Москва XVI столетия скудна была духовным просвещением. Еще при митрополите Макарии много правильного говорилось о необходимости завести училища и навести порядок в умах духовенства, расстроенных невежеством, грубостью нравов, а также разного рода еретическими веяниями. На Стоглавом соборе постановили создать «училища книжные», притом не только в столице, но «по всем градом», исправлять отныне церковные книги «соборне» и «с добрых переводов», воспретить распространение рукописных книг, не прошедших справы. Книгопечатание призвано было служить этой великой цели, и основание его в «царствующем граде Москве» явилось добрым почином, едва не сорвавшимся и едва не забытым. К концу века собственных школ завести не удавалось — во всяком случае, источники того времени не сообщают о них ни единого слова; собственная академия будет оставаться в сфере мечтаний на протяжении еще целого столетия; лишь издательскую работу удалось возобновить. Вся она до великой Смуты связана была с тиражированием церковных текстов, главным образом литургических. Конечно, Часовники, Псалтыри и Апостолы можно было использовать лишь при научении простой грамотности, не более того. А все же и то элементарное духовное просвещение, которое совершалось посредством печатных книг, было изрядным шагом вперед по сравнению с первой половиной века. Оно давалось трудно, оно не утвердилось бы, не поддержи его монаршая воля. Оно было частью великого плана, исполнявшегося до крайности медленно, но все-таки не стоявшего на мертвой точке. План этот, завещанный Русской церкви святителем Макарием, заключался в преображении ее из организации богатой, влиятельной и свободной ото всякого подчинения иноверцам, но хаотически организованной и малокнижной, в собрание людей, ценящих виноград премудрости книжной и вполне искушенных в тонких вопросах богословия. Мощь колоссального тела нашей Церкви должна была напитать дух и разум ее. Русские монастыри и архиерейские дома следовало превратить в центры духовного просвещения, которые сравнялись бы с греческими и в конечном итоге возвысились бы над ними.

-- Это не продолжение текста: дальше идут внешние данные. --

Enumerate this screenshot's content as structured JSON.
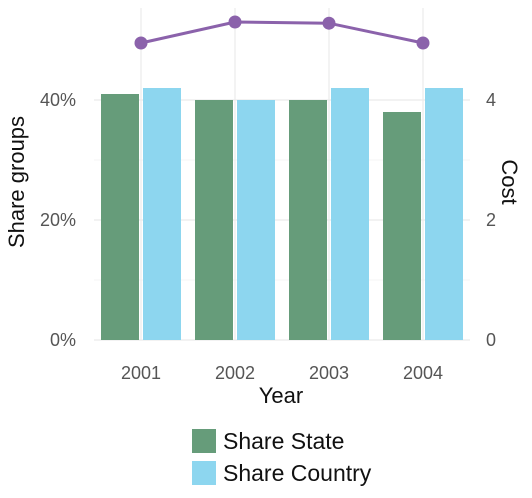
{
  "chart_data": {
    "type": "bar",
    "categories": [
      "2001",
      "2002",
      "2003",
      "2004"
    ],
    "series": [
      {
        "name": "Share State",
        "values": [
          0.41,
          0.4,
          0.4,
          0.38
        ],
        "color": "#669c7a"
      },
      {
        "name": "Share Country",
        "values": [
          0.42,
          0.4,
          0.42,
          0.42
        ],
        "color": "#8dd6ef"
      }
    ],
    "line_series": {
      "name": "Cost",
      "values": [
        4.95,
        5.3,
        5.28,
        4.95
      ],
      "color": "#8b62ab",
      "axis": "right"
    },
    "xlabel": "Year",
    "ylabel": "Share groups",
    "y2label": "Cost",
    "ylim": [
      0,
      0.5
    ],
    "y2lim": [
      0,
      5
    ],
    "yticks": [
      {
        "value": 0,
        "label": "0%"
      },
      {
        "value": 0.2,
        "label": "20%"
      },
      {
        "value": 0.4,
        "label": "40%"
      }
    ],
    "y2ticks": [
      {
        "value": 0,
        "label": "0"
      },
      {
        "value": 2,
        "label": "2"
      },
      {
        "value": 4,
        "label": "4"
      }
    ],
    "grid": true,
    "legend_position": "bottom"
  }
}
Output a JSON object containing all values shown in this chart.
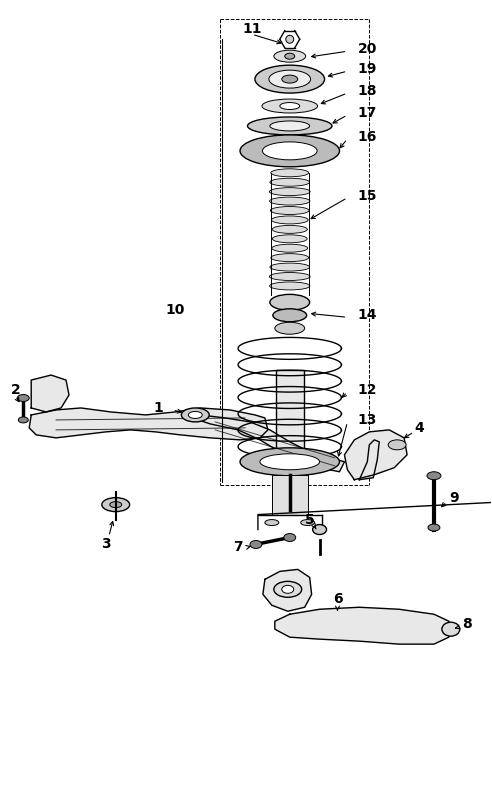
{
  "bg_color": "#ffffff",
  "line_color": "#000000",
  "label_color": "#000000",
  "fig_width": 4.92,
  "fig_height": 7.95
}
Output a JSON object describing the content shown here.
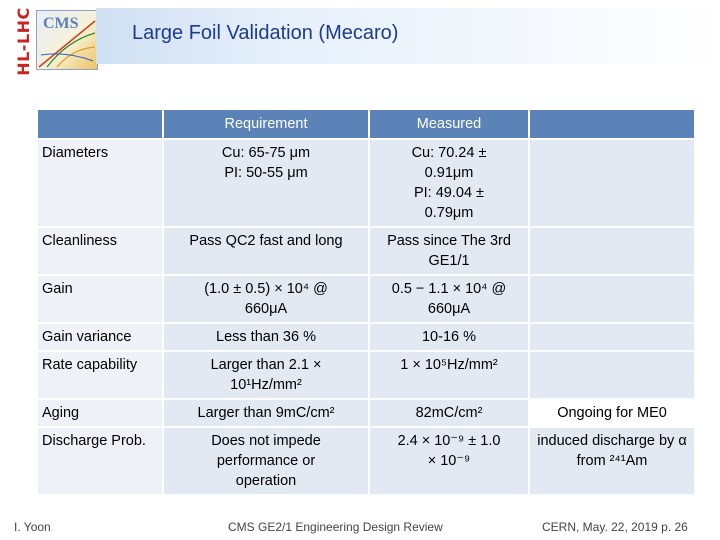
{
  "header": {
    "logo_vertical": "HL-LHC",
    "logo_cms": "CMS",
    "title": "Large Foil Validation (Mecaro)"
  },
  "table": {
    "headers": [
      "",
      "Requirement",
      "Measured",
      ""
    ],
    "rows": [
      {
        "label": "Diameters",
        "requirement": [
          "Cu: 65-75 μm",
          "PI: 50-55 μm"
        ],
        "measured": [
          "Cu: 70.24 ±",
          "0.91μm",
          "PI: 49.04 ±",
          "0.79μm"
        ],
        "note": ""
      },
      {
        "label": "Cleanliness",
        "requirement": [
          "Pass QC2 fast and long"
        ],
        "measured": [
          "Pass since The 3rd",
          "GE1/1"
        ],
        "note": ""
      },
      {
        "label": "Gain",
        "requirement": [
          "(1.0 ± 0.5) × 10⁴ @",
          "660μA"
        ],
        "measured": [
          "0.5 − 1.1 × 10⁴ @",
          "660μA"
        ],
        "note": ""
      },
      {
        "label": "Gain variance",
        "requirement": [
          "Less than 36 %"
        ],
        "measured": [
          "10-16 %"
        ],
        "note": ""
      },
      {
        "label": "Rate capability",
        "requirement": [
          "Larger than 2.1 ×",
          "10¹Hz/mm²"
        ],
        "measured": [
          "1 × 10⁵Hz/mm²"
        ],
        "note": ""
      },
      {
        "label": "Aging",
        "requirement": [
          "Larger than 9mC/cm²"
        ],
        "measured": [
          "82mC/cm²"
        ],
        "note": "Ongoing for ME0"
      },
      {
        "label": "Discharge Prob.",
        "requirement": [
          "Does not impede",
          "performance or",
          "operation"
        ],
        "measured": [
          "2.4 × 10⁻⁹ ± 1.0",
          "× 10⁻⁹"
        ],
        "note": "induced discharge by α from ²⁴¹Am"
      }
    ]
  },
  "footer": {
    "author": "I. Yoon",
    "event": "CMS GE2/1 Engineering Design Review",
    "place_date_page": "CERN, May. 22, 2019 p. 26"
  }
}
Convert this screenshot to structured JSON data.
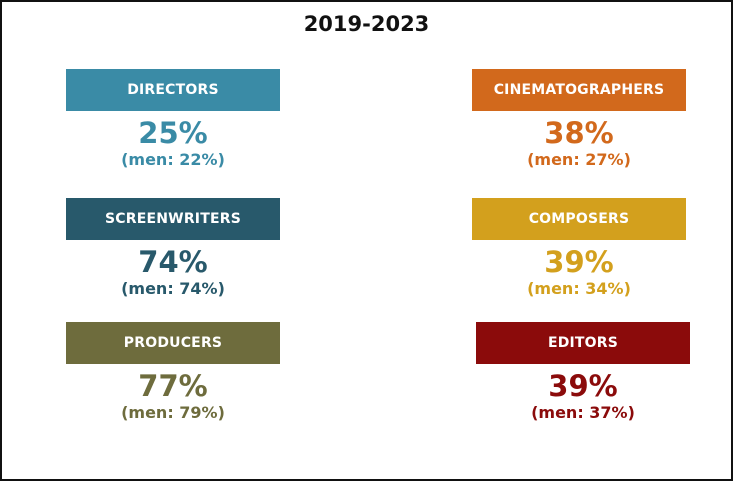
{
  "chart_data": {
    "type": "table",
    "title": "2019-2023",
    "categories": [
      {
        "label": "DIRECTORS",
        "value": "25%",
        "men": "(men: 22%)",
        "color": "#3a8ba6"
      },
      {
        "label": "CINEMATOGRAPHERS",
        "value": "38%",
        "men": "(men: 27%)",
        "color": "#d2691c"
      },
      {
        "label": "SCREENWRITERS",
        "value": "74%",
        "men": "(men: 74%)",
        "color": "#28596b"
      },
      {
        "label": "COMPOSERS",
        "value": "39%",
        "men": "(men: 34%)",
        "color": "#d3a01d"
      },
      {
        "label": "PRODUCERS",
        "value": "77%",
        "men": "(men: 79%)",
        "color": "#6e6c3d"
      },
      {
        "label": "EDITORS",
        "value": "39%",
        "men": "(men: 37%)",
        "color": "#8b0b0b"
      }
    ]
  }
}
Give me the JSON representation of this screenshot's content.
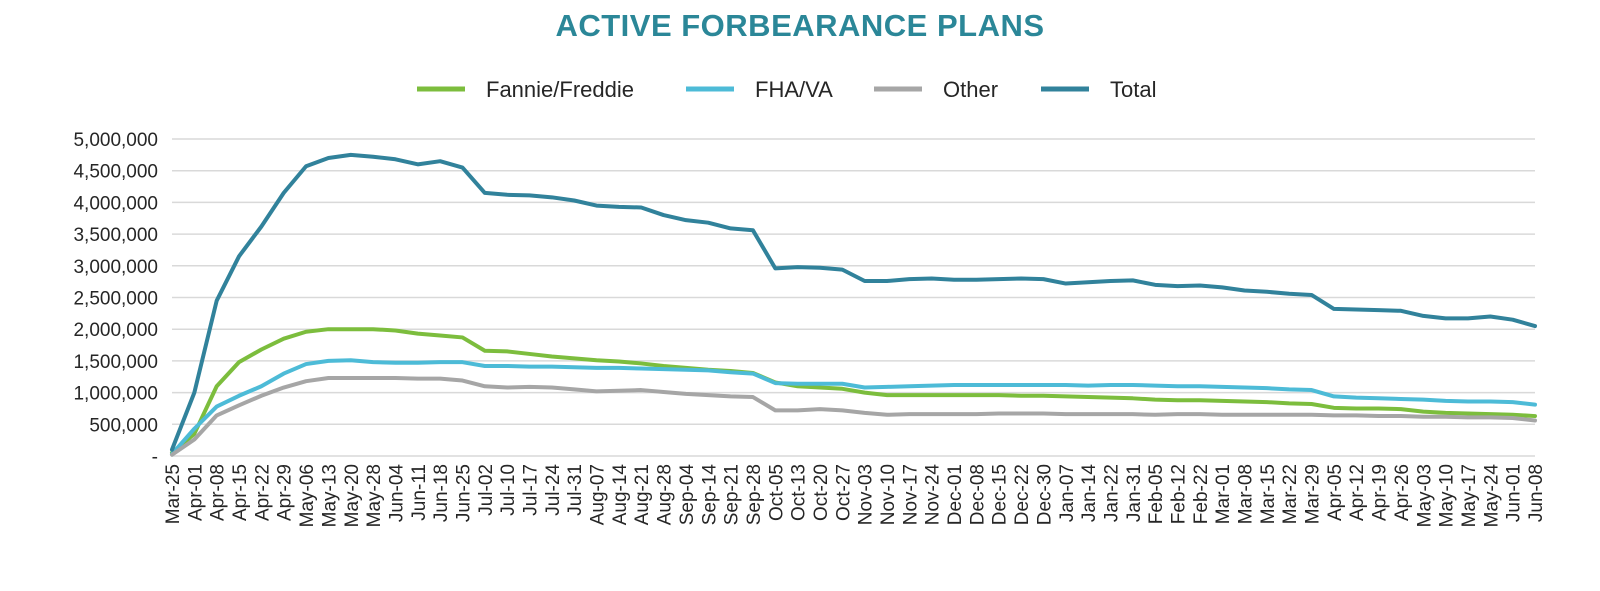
{
  "chart_data": {
    "type": "line",
    "title": "ACTIVE FORBEARANCE PLANS",
    "xlabel": "",
    "ylabel": "",
    "ylim": [
      0,
      5000000
    ],
    "yticks": [
      {
        "value": 0,
        "label": "-"
      },
      {
        "value": 500000,
        "label": "500,000"
      },
      {
        "value": 1000000,
        "label": "1,000,000"
      },
      {
        "value": 1500000,
        "label": "1,500,000"
      },
      {
        "value": 2000000,
        "label": "2,000,000"
      },
      {
        "value": 2500000,
        "label": "2,500,000"
      },
      {
        "value": 3000000,
        "label": "3,000,000"
      },
      {
        "value": 3500000,
        "label": "3,500,000"
      },
      {
        "value": 4000000,
        "label": "4,000,000"
      },
      {
        "value": 4500000,
        "label": "4,500,000"
      },
      {
        "value": 5000000,
        "label": "5,000,000"
      }
    ],
    "categories": [
      "Mar-25",
      "Apr-01",
      "Apr-08",
      "Apr-15",
      "Apr-22",
      "Apr-29",
      "May-06",
      "May-13",
      "May-20",
      "May-28",
      "Jun-04",
      "Jun-11",
      "Jun-18",
      "Jun-25",
      "Jul-02",
      "Jul-10",
      "Jul-17",
      "Jul-24",
      "Jul-31",
      "Aug-07",
      "Aug-14",
      "Aug-21",
      "Aug-28",
      "Sep-04",
      "Sep-14",
      "Sep-21",
      "Sep-28",
      "Oct-05",
      "Oct-13",
      "Oct-20",
      "Oct-27",
      "Nov-03",
      "Nov-10",
      "Nov-17",
      "Nov-24",
      "Dec-01",
      "Dec-08",
      "Dec-15",
      "Dec-22",
      "Dec-30",
      "Jan-07",
      "Jan-14",
      "Jan-22",
      "Jan-31",
      "Feb-05",
      "Feb-12",
      "Feb-22",
      "Mar-01",
      "Mar-08",
      "Mar-15",
      "Mar-22",
      "Mar-29",
      "Apr-05",
      "Apr-12",
      "Apr-19",
      "Apr-26",
      "May-03",
      "May-10",
      "May-17",
      "May-24",
      "Jun-01",
      "Jun-08"
    ],
    "grid": true,
    "legend_position": "top",
    "series": [
      {
        "name": "Fannie/Freddie",
        "color": "#7cbd3d",
        "values": [
          50000,
          350000,
          1100000,
          1480000,
          1680000,
          1850000,
          1960000,
          2000000,
          2000000,
          2000000,
          1980000,
          1930000,
          1900000,
          1870000,
          1660000,
          1650000,
          1610000,
          1570000,
          1540000,
          1510000,
          1490000,
          1460000,
          1420000,
          1390000,
          1360000,
          1340000,
          1310000,
          1160000,
          1100000,
          1080000,
          1060000,
          1000000,
          960000,
          960000,
          960000,
          960000,
          960000,
          960000,
          950000,
          950000,
          940000,
          930000,
          920000,
          910000,
          890000,
          880000,
          880000,
          870000,
          860000,
          850000,
          830000,
          820000,
          760000,
          750000,
          750000,
          740000,
          700000,
          680000,
          670000,
          660000,
          650000,
          630000
        ]
      },
      {
        "name": "FHA/VA",
        "color": "#4dbbd7",
        "values": [
          30000,
          430000,
          780000,
          950000,
          1100000,
          1300000,
          1450000,
          1500000,
          1510000,
          1480000,
          1470000,
          1470000,
          1480000,
          1480000,
          1420000,
          1420000,
          1410000,
          1410000,
          1400000,
          1390000,
          1390000,
          1380000,
          1370000,
          1360000,
          1350000,
          1320000,
          1300000,
          1150000,
          1140000,
          1140000,
          1140000,
          1080000,
          1090000,
          1100000,
          1110000,
          1120000,
          1120000,
          1120000,
          1120000,
          1120000,
          1120000,
          1110000,
          1120000,
          1120000,
          1110000,
          1100000,
          1100000,
          1090000,
          1080000,
          1070000,
          1050000,
          1040000,
          940000,
          920000,
          910000,
          900000,
          890000,
          870000,
          860000,
          860000,
          850000,
          810000
        ]
      },
      {
        "name": "Other",
        "color": "#a6a6a6",
        "values": [
          20000,
          260000,
          640000,
          800000,
          950000,
          1080000,
          1180000,
          1230000,
          1230000,
          1230000,
          1230000,
          1220000,
          1220000,
          1190000,
          1100000,
          1080000,
          1090000,
          1080000,
          1050000,
          1020000,
          1030000,
          1040000,
          1010000,
          980000,
          960000,
          940000,
          930000,
          720000,
          720000,
          740000,
          720000,
          680000,
          650000,
          660000,
          660000,
          660000,
          660000,
          670000,
          670000,
          670000,
          660000,
          660000,
          660000,
          660000,
          650000,
          660000,
          660000,
          650000,
          650000,
          650000,
          650000,
          650000,
          640000,
          640000,
          630000,
          630000,
          620000,
          620000,
          610000,
          610000,
          600000,
          560000
        ]
      },
      {
        "name": "Total",
        "color": "#31829b",
        "values": [
          100000,
          1000000,
          2450000,
          3150000,
          3620000,
          4150000,
          4570000,
          4700000,
          4750000,
          4720000,
          4680000,
          4600000,
          4650000,
          4550000,
          4150000,
          4120000,
          4110000,
          4080000,
          4030000,
          3950000,
          3930000,
          3920000,
          3800000,
          3720000,
          3680000,
          3590000,
          3560000,
          2960000,
          2980000,
          2970000,
          2940000,
          2760000,
          2760000,
          2790000,
          2800000,
          2780000,
          2780000,
          2790000,
          2800000,
          2790000,
          2720000,
          2740000,
          2760000,
          2770000,
          2700000,
          2680000,
          2690000,
          2660000,
          2610000,
          2590000,
          2560000,
          2540000,
          2320000,
          2310000,
          2300000,
          2290000,
          2210000,
          2170000,
          2170000,
          2200000,
          2150000,
          2050000
        ]
      }
    ]
  }
}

Таким образом, воздвижение русского патриаршества было не только знаком материальной мощи, свободы и долгой исторической судьбы православной церкви на Руси. Оно также играло роль обещания: перед русским духовенством открывается новая дверь и под ноги ему ложится новый путь. Пойти по нему — значит обрести силу знания, силу богословской учености. Государь Федор Иванович, сколько мог, способствовал тому, чтобы движение по этой дороге продолжилось.
И когда движение это прервет чудовищная судорога Смуты, отнюдь не он, последний царь из семейства Даниловичей, будет виновен в этом.